そして、その治療法として咬合を挙上し、顎関節に加わる圧を減ずることを推奨した。そのため一時咬合の挙上が盛んに行なわれた時代があった。しかし、その後、顎関節症の本態が究明され、咬合の挙上だけでは顎関節症は治癒しないということが証明され、むしろ不用意な咬合の挙上によって不都合な結果の生じることが指摘されるようになり、この方法は否定された。今日では、咬合の挙上による顎関節症の治療法は古典的なものとなっている。
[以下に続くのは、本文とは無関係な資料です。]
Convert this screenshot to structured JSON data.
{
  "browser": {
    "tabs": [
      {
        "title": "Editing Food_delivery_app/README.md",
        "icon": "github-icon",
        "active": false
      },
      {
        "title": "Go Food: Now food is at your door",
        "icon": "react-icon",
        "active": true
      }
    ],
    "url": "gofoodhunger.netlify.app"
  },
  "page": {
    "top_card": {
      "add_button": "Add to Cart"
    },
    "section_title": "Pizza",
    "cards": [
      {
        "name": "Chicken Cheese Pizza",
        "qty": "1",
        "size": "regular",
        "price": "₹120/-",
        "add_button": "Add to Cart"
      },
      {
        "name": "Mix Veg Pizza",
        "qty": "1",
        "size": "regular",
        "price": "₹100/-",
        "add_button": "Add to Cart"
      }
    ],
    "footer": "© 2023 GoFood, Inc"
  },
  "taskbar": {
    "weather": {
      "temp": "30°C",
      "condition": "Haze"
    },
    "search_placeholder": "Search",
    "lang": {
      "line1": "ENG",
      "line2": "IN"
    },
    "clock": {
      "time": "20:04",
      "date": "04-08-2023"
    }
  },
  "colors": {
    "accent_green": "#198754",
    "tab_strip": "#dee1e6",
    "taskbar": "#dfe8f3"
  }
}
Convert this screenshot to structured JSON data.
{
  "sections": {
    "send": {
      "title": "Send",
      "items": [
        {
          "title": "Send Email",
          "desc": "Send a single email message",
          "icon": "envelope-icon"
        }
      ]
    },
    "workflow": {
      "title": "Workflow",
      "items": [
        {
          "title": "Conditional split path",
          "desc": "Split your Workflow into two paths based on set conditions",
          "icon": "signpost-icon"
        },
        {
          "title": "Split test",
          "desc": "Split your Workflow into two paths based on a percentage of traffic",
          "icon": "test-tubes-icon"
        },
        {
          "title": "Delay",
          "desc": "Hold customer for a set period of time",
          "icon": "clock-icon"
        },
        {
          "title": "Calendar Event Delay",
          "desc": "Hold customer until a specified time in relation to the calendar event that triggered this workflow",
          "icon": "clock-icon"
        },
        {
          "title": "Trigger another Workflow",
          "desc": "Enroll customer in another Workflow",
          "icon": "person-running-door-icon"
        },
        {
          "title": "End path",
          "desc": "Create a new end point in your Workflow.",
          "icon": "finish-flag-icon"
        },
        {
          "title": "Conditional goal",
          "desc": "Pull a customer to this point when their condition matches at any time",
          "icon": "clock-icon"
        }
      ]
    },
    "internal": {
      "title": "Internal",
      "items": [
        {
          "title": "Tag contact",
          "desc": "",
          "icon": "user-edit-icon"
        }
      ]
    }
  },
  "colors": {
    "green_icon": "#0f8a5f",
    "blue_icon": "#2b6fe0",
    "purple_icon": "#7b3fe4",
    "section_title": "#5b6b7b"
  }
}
咬合の挙上は明らかに垂直顎間距離が減少して障害が生じたときにのみ適応する。咬合高径は患者の筋をはじめとする諸組織によって決定されるため、その決定は容易ではない。石原(1972)は、咬合高径を約5mm挙上した症例で、新しい安静空隙が生まれたことを確認し、患者の垂直顎間距離にある程度の幅があることを示している。咬合の挙上のもっとも一般的な方法は、レジン製の可撤性装置を咬合面に装着し、来院ごとに少しずつ即時重合レジンを盛りたし、徐々に患者に順応させながら適切な高さに挙上し、最終的な垂直顎間距離を探し出す方法である。挙上量は、患者の感受性や適応性によっても異なるが、普通、1回に0.5~2.0mm程度が適切であるとされている。とくに鋭敏な患者の場合は1回の挙上量を0.5mm以内にとどめ、急激に咬合を挙上することは避けたほうがよい(保母 1974)。